The Full Self-Driving Catalyst
Despite all the other moving parts of the business, the full self-driving narrative remains the single biggest catalyst for Tesla's long-term valuation. The challenge is that regulatory approval has been a moving target. Deadlines and projected timelines for a full rollout keep getting extended, with current expectations pointing toward the end of 2026. Even so, the company is making gradual, incremental improvements to the system. The software elements of Tesla's business, however, are where the company appears to be suffering most. Software has become an important anchor for investor enthusiasm in recent times, with major names such as Oracle, Microsoft, and Palantir riding that wave. Tesla is, in many ways, both a software company and a hardware company, and its software story has not been as compelling lately as some of its peers.

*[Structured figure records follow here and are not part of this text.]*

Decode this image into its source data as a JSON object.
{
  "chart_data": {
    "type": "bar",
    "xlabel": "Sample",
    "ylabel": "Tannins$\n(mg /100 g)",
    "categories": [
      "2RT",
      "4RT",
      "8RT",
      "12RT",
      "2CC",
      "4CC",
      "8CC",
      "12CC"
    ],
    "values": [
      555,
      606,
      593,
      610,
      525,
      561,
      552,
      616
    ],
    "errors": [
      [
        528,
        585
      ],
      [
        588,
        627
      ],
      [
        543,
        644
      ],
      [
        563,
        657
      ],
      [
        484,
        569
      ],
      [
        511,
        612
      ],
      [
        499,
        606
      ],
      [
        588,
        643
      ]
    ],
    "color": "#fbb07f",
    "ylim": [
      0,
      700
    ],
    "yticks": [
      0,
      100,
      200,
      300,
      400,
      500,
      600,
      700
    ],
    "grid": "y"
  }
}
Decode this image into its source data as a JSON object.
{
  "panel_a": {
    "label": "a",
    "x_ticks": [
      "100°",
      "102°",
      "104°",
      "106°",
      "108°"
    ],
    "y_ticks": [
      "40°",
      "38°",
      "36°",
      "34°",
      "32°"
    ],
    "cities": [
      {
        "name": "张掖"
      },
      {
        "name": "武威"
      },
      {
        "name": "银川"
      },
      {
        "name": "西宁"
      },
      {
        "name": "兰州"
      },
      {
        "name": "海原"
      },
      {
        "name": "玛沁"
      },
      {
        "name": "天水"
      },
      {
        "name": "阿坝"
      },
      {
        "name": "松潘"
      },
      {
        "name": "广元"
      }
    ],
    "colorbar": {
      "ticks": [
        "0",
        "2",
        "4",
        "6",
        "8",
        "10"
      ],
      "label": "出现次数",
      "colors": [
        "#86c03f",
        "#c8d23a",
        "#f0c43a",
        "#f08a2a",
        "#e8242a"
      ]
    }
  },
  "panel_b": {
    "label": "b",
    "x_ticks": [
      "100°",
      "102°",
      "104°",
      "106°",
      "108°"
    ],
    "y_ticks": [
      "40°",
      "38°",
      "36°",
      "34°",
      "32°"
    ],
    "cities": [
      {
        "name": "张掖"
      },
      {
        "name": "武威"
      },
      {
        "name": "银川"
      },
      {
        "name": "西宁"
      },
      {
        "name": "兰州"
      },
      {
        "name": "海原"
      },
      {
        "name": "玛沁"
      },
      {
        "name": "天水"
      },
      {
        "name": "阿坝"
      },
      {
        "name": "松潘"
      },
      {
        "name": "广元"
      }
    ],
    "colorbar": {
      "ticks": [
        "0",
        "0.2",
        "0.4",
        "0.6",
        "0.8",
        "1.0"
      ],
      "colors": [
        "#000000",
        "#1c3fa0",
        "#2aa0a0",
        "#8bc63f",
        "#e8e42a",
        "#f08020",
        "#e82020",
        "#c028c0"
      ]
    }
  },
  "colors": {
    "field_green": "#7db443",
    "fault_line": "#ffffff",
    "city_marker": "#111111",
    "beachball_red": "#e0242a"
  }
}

Energy Storage: The Quiet Growth Engine
While the automotive side commands most of the attention, the energy storage division is quietly moving higher. The Mega Pack business — covering both residential and commercial energy storage — is becoming an increasingly important pillar of the company's future. This division is heavily concentrated in China, where a large Mega Pack factory in Shanghai is gaining scalability. Total sales estimates for this segment this year fall somewhere in the range of 13% to 18% growth, with gross margins expected to land between 20% and 28% of sales. For a company often valued primarily on its automotive prospects, this is a meaningful and underappreciated source of upside.
Reshaping the Vehicle Lineup for Better Margins
Tesla is making strategic moves to improve its margin profile by rationalizing its vehicle lineup. The company is preparing to eventually cease production of its higher-end vehicles — namely the Model S sedan and the Model X SUV. The reasoning is straightforward: these vehicles are simply not selling in sufficient volumes to justify the expenses involved or the production line capacity they tie up. Instead, the company plans to ramp up production of its highest-margin vehicles, the Model 3 and the Model Y, which already account for the bulk of profitable deliveries.

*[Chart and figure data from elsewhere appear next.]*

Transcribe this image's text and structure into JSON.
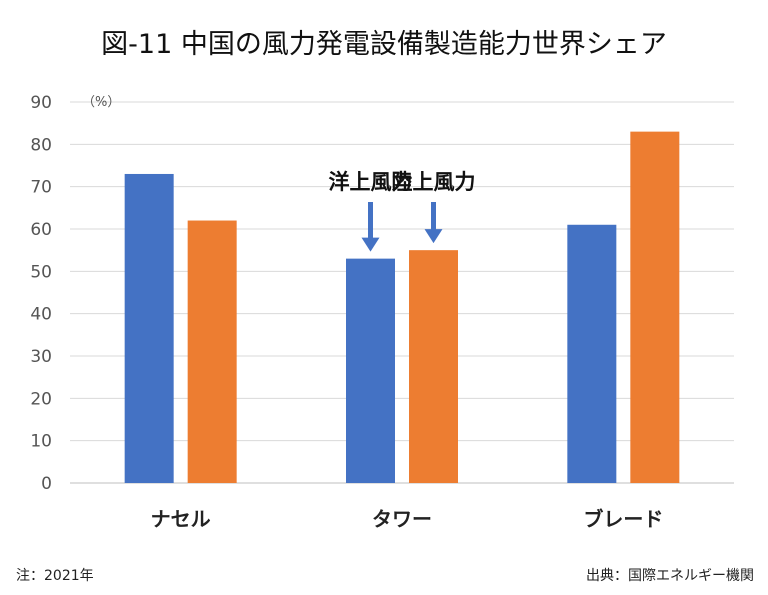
{
  "title": "図-11 中国の風力発電設備製造能力世界シェア",
  "note": "注：2021年",
  "source": "出典：国際エネルギー機関",
  "chart_data": {
    "type": "bar",
    "categories": [
      "ナセル",
      "タワー",
      "ブレード"
    ],
    "series": [
      {
        "name": "洋上風力",
        "values": [
          73,
          53,
          61
        ],
        "color": "#4472c4"
      },
      {
        "name": "陸上風力",
        "values": [
          62,
          55,
          83
        ],
        "color": "#ed7d31"
      }
    ],
    "ylim": [
      0,
      90
    ],
    "yticks": [
      0,
      10,
      20,
      30,
      40,
      50,
      60,
      70,
      80,
      90
    ],
    "unit_label": "（%）",
    "grid": true
  }
}
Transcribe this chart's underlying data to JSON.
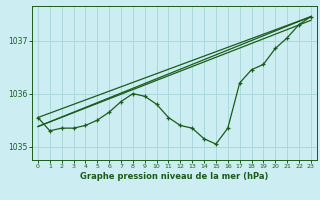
{
  "title": "Graphe pression niveau de la mer (hPa)",
  "bg_color": "#cceef2",
  "grid_color": "#aad8dc",
  "line_color": "#1a5c1a",
  "xlim": [
    -0.5,
    23.5
  ],
  "ylim": [
    1034.75,
    1037.65
  ],
  "yticks": [
    1035,
    1036,
    1037
  ],
  "xticks": [
    0,
    1,
    2,
    3,
    4,
    5,
    6,
    7,
    8,
    9,
    10,
    11,
    12,
    13,
    14,
    15,
    16,
    17,
    18,
    19,
    20,
    21,
    22,
    23
  ],
  "y_main": [
    1035.55,
    1035.3,
    1035.35,
    1035.35,
    1035.4,
    1035.5,
    1035.65,
    1035.85,
    1036.0,
    1035.95,
    1035.8,
    1035.55,
    1035.4,
    1035.35,
    1035.15,
    1035.05,
    1035.35,
    1036.2,
    1036.45,
    1036.55,
    1036.85,
    1037.05,
    1037.3,
    1037.45
  ],
  "trend_lines": [
    {
      "x0": 0,
      "y0": 1035.55,
      "x1": 23,
      "y1": 1037.45
    },
    {
      "x0": 0,
      "y0": 1035.38,
      "x1": 23,
      "y1": 1037.45
    },
    {
      "x0": 0,
      "y0": 1035.38,
      "x1": 23,
      "y1": 1037.38
    }
  ]
}
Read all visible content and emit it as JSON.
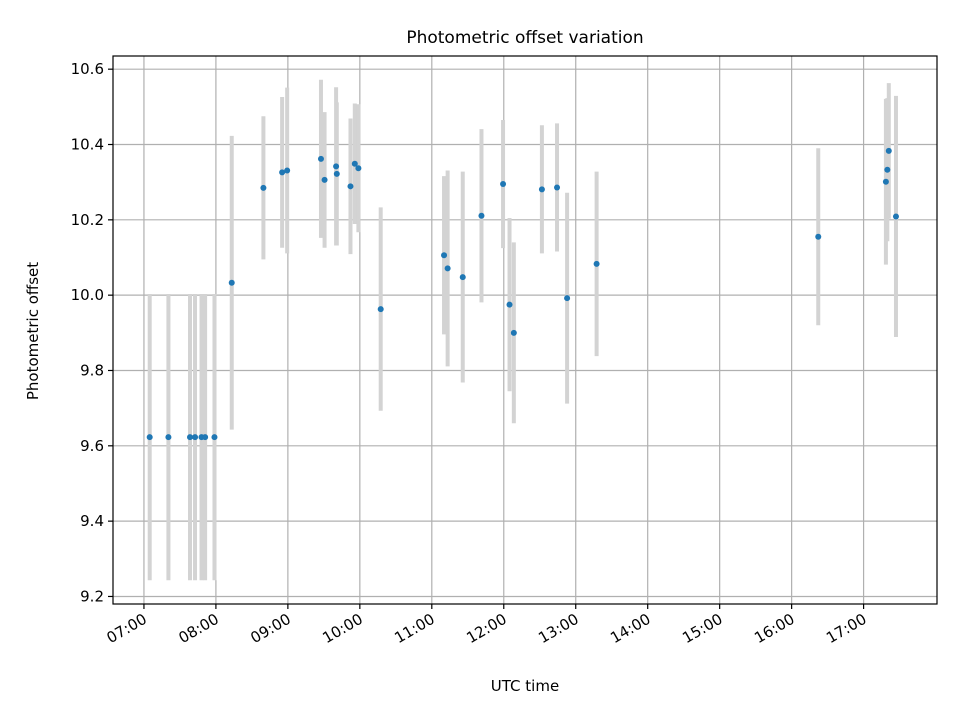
{
  "chart_data": {
    "type": "scatter",
    "title": "Photometric offset variation",
    "xlabel": "UTC time",
    "ylabel": "Photometric offset",
    "x_unit": "hours UTC",
    "xlim": [
      6.57,
      18.02
    ],
    "ylim": [
      9.18,
      10.635
    ],
    "x_ticks": [
      {
        "value": 7,
        "label": "07:00"
      },
      {
        "value": 8,
        "label": "08:00"
      },
      {
        "value": 9,
        "label": "09:00"
      },
      {
        "value": 10,
        "label": "10:00"
      },
      {
        "value": 11,
        "label": "11:00"
      },
      {
        "value": 12,
        "label": "12:00"
      },
      {
        "value": 13,
        "label": "13:00"
      },
      {
        "value": 14,
        "label": "14:00"
      },
      {
        "value": 15,
        "label": "15:00"
      },
      {
        "value": 16,
        "label": "16:00"
      },
      {
        "value": 17,
        "label": "17:00"
      }
    ],
    "y_ticks": [
      {
        "value": 9.2,
        "label": "9.2"
      },
      {
        "value": 9.4,
        "label": "9.4"
      },
      {
        "value": 9.6,
        "label": "9.6"
      },
      {
        "value": 9.8,
        "label": "9.8"
      },
      {
        "value": 10.0,
        "label": "10.0"
      },
      {
        "value": 10.2,
        "label": "10.2"
      },
      {
        "value": 10.4,
        "label": "10.4"
      },
      {
        "value": 10.6,
        "label": "10.6"
      }
    ],
    "grid": true,
    "point_color": "#1f77b4",
    "errorbar_color": "#d3d3d3",
    "points": [
      {
        "x": 7.08,
        "y": 9.623,
        "err": 0.38
      },
      {
        "x": 7.34,
        "y": 9.623,
        "err": 0.38
      },
      {
        "x": 7.64,
        "y": 9.623,
        "err": 0.38
      },
      {
        "x": 7.71,
        "y": 9.623,
        "err": 0.38
      },
      {
        "x": 7.8,
        "y": 9.623,
        "err": 0.38
      },
      {
        "x": 7.85,
        "y": 9.623,
        "err": 0.38
      },
      {
        "x": 7.98,
        "y": 9.623,
        "err": 0.38
      },
      {
        "x": 8.22,
        "y": 10.033,
        "err": 0.39
      },
      {
        "x": 8.66,
        "y": 10.285,
        "err": 0.19
      },
      {
        "x": 8.92,
        "y": 10.326,
        "err": 0.2
      },
      {
        "x": 8.99,
        "y": 10.331,
        "err": 0.22
      },
      {
        "x": 9.46,
        "y": 10.362,
        "err": 0.21
      },
      {
        "x": 9.51,
        "y": 10.306,
        "err": 0.18
      },
      {
        "x": 9.67,
        "y": 10.342,
        "err": 0.21
      },
      {
        "x": 9.68,
        "y": 10.322,
        "err": 0.19
      },
      {
        "x": 9.87,
        "y": 10.289,
        "err": 0.18
      },
      {
        "x": 9.93,
        "y": 10.349,
        "err": 0.16
      },
      {
        "x": 9.98,
        "y": 10.337,
        "err": 0.17
      },
      {
        "x": 10.29,
        "y": 9.963,
        "err": 0.27
      },
      {
        "x": 11.17,
        "y": 10.106,
        "err": 0.21
      },
      {
        "x": 11.22,
        "y": 10.071,
        "err": 0.26
      },
      {
        "x": 11.43,
        "y": 10.048,
        "err": 0.28
      },
      {
        "x": 11.69,
        "y": 10.211,
        "err": 0.23
      },
      {
        "x": 11.99,
        "y": 10.295,
        "err": 0.17
      },
      {
        "x": 12.08,
        "y": 9.975,
        "err": 0.23
      },
      {
        "x": 12.14,
        "y": 9.9,
        "err": 0.24
      },
      {
        "x": 12.53,
        "y": 10.281,
        "err": 0.17
      },
      {
        "x": 12.74,
        "y": 10.286,
        "err": 0.17
      },
      {
        "x": 12.88,
        "y": 9.992,
        "err": 0.28
      },
      {
        "x": 13.29,
        "y": 10.083,
        "err": 0.245
      },
      {
        "x": 16.37,
        "y": 10.155,
        "err": 0.235
      },
      {
        "x": 17.31,
        "y": 10.301,
        "err": 0.22
      },
      {
        "x": 17.33,
        "y": 10.333,
        "err": 0.19
      },
      {
        "x": 17.35,
        "y": 10.383,
        "err": 0.18
      },
      {
        "x": 17.45,
        "y": 10.209,
        "err": 0.32
      }
    ]
  }
}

Looking further ahead, a Model 2 is on the horizon — essentially a subcompact variant of the Model 3. This vehicle is expected to be positioned at a much more accessible price point, with some estimates suggesting it could come in around $20,000 or even less. If executed well, the Model 2 could dramatically expand Tesla's addressable market and improve its distribution scale, bringing the brand within reach of buyers who have so far been priced out.
Robotics, AI, and the Longer View
Beyond vehicles and energy storage, robotics and artificial intelligence represent additional frontiers of growth. These remain longer-dated bets, but they are essential to the broader thesis of the company as a technology platform rather than simply an automaker. The combination of hardware, software, AI, and robotics is what differentiates Tesla from traditional automotive competitors and underpins much of the optimism around its future.
A Foggy but Promising Road
Taken together, the picture is one of a company navigating significant near-term challenges while building toward several meaningful long-term catalysts. Distribution scale should improve as the lineup is streamlined and a lower-priced model arrives. Energy storage is poised to keep growing at a healthy clip with attractive margins. Full self-driving, despite repeated delays, continues to inch forward toward the kind of regulatory and technical milestones that would unlock substantial value. The road ahead is genuinely foggy — but for patient observers, several of the most important variables appear to be moving in the right direction.